In Los Angeles County, 236 youth – or 69% of all those detailed at the county’s two juvenile halls – are currently under quarantine, according to Probation Department data.
Positive COVID-19 tests are also growing among staff and youth at California’s three youth prisons and a fire camp run by the Division of Juvenile Justice. There are currently 18 active cases of COVID-19 among youth at state facilities, for a cumulative total of 115 cases among the more than 700 incarcerated. Among staff, there have been 85 positive tests, with 37 in the past two weeks.
Despite the high infection rate, division spokesperson Michael Sicilia said to date, no young person has developed serious symptoms.
In Los Angeles County, 108 youth and 47 probation staff working in juvenile detention facilities have tested positive for the coronavirus since the start of the pandemic. That number grew by 15 staffers this week, with county employees moving back and forth from the confined settings into their homes and communities.
Last month, Probation Commissioner Randy Herbon wrote a letter to interim Chief Probation Officer Ray Leyva describing the challenges facing these staffers, as well as concerns that juvenile probation staff are not regularly tested. Some have had to stay at home to quarantine several times, eating up their allotted sick time.
The way the department has treated its employees is “deplorable,” Herbon said at a probation commission meeting Thursday. “It views staff members as parts of a machine that can be easily replaced.”

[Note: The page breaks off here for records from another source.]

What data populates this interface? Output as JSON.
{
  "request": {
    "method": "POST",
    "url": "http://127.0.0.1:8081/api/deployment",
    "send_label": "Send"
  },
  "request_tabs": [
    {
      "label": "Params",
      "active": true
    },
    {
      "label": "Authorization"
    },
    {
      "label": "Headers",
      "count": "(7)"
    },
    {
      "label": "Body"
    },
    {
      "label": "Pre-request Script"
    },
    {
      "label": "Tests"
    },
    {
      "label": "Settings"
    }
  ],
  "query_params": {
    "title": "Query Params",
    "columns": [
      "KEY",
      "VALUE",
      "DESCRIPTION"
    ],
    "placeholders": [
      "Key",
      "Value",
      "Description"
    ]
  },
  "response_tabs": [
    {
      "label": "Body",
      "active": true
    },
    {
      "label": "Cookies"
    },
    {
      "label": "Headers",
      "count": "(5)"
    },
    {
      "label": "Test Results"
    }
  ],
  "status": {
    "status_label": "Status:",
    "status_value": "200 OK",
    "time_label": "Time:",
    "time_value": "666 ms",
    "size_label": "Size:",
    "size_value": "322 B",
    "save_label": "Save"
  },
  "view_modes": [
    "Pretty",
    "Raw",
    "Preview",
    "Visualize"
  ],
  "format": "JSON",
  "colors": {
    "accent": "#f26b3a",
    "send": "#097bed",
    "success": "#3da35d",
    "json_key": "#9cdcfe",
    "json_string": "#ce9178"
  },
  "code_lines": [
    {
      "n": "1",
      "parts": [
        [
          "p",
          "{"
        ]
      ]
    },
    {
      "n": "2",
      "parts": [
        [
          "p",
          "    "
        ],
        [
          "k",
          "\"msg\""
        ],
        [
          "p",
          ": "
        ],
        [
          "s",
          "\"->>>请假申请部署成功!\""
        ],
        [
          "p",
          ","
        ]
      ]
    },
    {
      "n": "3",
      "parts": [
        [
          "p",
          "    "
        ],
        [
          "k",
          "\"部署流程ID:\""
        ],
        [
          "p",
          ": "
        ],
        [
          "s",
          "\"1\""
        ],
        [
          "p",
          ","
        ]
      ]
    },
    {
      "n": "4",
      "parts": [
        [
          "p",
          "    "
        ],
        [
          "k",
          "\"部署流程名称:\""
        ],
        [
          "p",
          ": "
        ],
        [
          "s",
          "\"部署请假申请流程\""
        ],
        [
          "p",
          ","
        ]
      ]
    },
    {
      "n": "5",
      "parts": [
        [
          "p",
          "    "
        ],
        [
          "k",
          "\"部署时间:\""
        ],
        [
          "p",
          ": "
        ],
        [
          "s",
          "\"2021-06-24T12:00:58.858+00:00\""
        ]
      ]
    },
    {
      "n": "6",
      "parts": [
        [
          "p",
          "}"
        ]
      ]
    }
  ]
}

Inside L.A.’s youth lockups, whole units have had to quarantine recently, according to probation officials, with those testing positive being confined in further isolation. Youth in lockdown still attend court, school and virtual visits with family, Bureau Chief Mark Garcia said Thursday.
“During that time of quarantine, the unit at the halls is basically treated as a family living group,” he said.
But many advocates remain concerned about young people’s access to education.
Megan Stanton-Trehan, director of the Youth Justice Education Clinic at Loyola Law School, said many of her clients were currently under quarantine. Despite promises of internet access in all facilities, she said some youth were still receiving packets in place of virtual school and that the Probation Department has been slow to distribute some computers.
This is particularly troubling for the high number of students with learning disabilities, she said.
In the youth prisons, conditions are also worsening.
After a summer surge, infections remained stable until a sudden spike in the Division of Juvenile Justice facilities at the end of November. That caused the youth prison system to halt transfers from county juvenile facilities on Nov. 23, a practice that some advocates said had for too long been contributing to the spread of COVID-19 cases in adult and juvenile lockups.
“With full knowledge of the risks of prison transfer, DJJ continued moving youth into its facilities from juvenile halls across the state,” according to a recent report from the Center on Juvenile and Criminal Justice.
Maureen Washburn, the center’s policy analyst, said her group is urging the state’s youth prison system to halt new admissions from counties and to make testing available to all young people upon request.
Advocates have also called on state officials to release youth offenders who are within six months of their parole date and those who are medically vulnerable.
Meanwhile, facilities that had managed to keep out the deadly virus are no longer so fortunate. Santa Clara County had its first coronavirus infections at its juvenile hall and the William F. James Ranch over the last month. Since Nov. 28, nine youth and four staff have tested positive.
“Unless there is a demonstrated need to hold these children in custody, then they should be out because obviously, a facility has proven itself incapable of helping them and keeping them healthy,” public defender Sajid Khan told KRON last week. “Hoping this is a wake-up call.”